LISBON (Reuters) – Portugal will use long-range drones and other surveillance means to reinforce the monitoring of summer wildfires, officials said on Monday, responding to concerns over the country’s readiness to tackle forest blazes during the coronavirus pandemic.
European Union data shows Portugal is one of the bloc’s worst-hit countries by fires every year. One of the root causes of its frequent wildfires is that parts of the country’s interior are deserted as people have left to live in cities or abroad, and the job of clearing trees and bushes is ignored, creating a fire risk.
Municipalities and firefighters say that risk could have intensified during the country’s lockdown due to the coronavirus over the past two months.
Environment Minister Joao Matos Fernandes said 12 drones, each with a range of 100 km and capable of flying for up to eight hours to spot wildfires, would be deployed from the end of June, when higher temperatures make fires more likely.
Officials said last month that around 100 firefighters had been infected by the novel coronavirus.
Matos Fernandes, however, said that for now at least, the coronavirus outbreak is unlikely to have any notable impact on the number of firefighters ready to tackle forest fires.
“Firefighters have prepared themselves to reduce the risk of contagion but we cannot say a decrease in human resources won’t happen,” Matos Fernandes told a news conference. “That’s why we decided to reinforce vigilance.”

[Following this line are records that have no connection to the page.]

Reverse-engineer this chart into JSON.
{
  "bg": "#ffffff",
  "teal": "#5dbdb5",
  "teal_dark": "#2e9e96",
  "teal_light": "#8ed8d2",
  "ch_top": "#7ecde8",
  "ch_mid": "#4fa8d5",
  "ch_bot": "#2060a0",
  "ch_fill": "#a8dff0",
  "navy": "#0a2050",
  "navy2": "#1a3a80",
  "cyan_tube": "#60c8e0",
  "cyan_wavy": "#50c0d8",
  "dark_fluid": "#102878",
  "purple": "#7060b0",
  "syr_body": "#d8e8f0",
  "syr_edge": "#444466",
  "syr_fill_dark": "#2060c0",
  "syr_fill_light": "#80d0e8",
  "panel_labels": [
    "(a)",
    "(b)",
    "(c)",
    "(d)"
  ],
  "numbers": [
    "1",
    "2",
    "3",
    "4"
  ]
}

In June last year major wildfires in central Portugal burned about 8,500 hectares, destroying houses and forcing authorities to evacuate villagers, who said there were not enough firefighters and resources to combat the flames.
In June 2017, a huge wildfire near the town of Pedrogao Grande caused the deadliest disaster in modern Portuguese history, killing 64 people and injuring more than 250.
Defence Minister Joao Cravinho said on Friday that the army would send soldiers to support residents and firefighters during the wildfire season if needed.
There are also concerns about delays in land clearing, which is essential to prevent or slow down wildfires.
A survey by services platform Fixando of 600 land clearing providers showed 77% experienced a drop in demand due to the coronavirus and the government’s lockdown measures.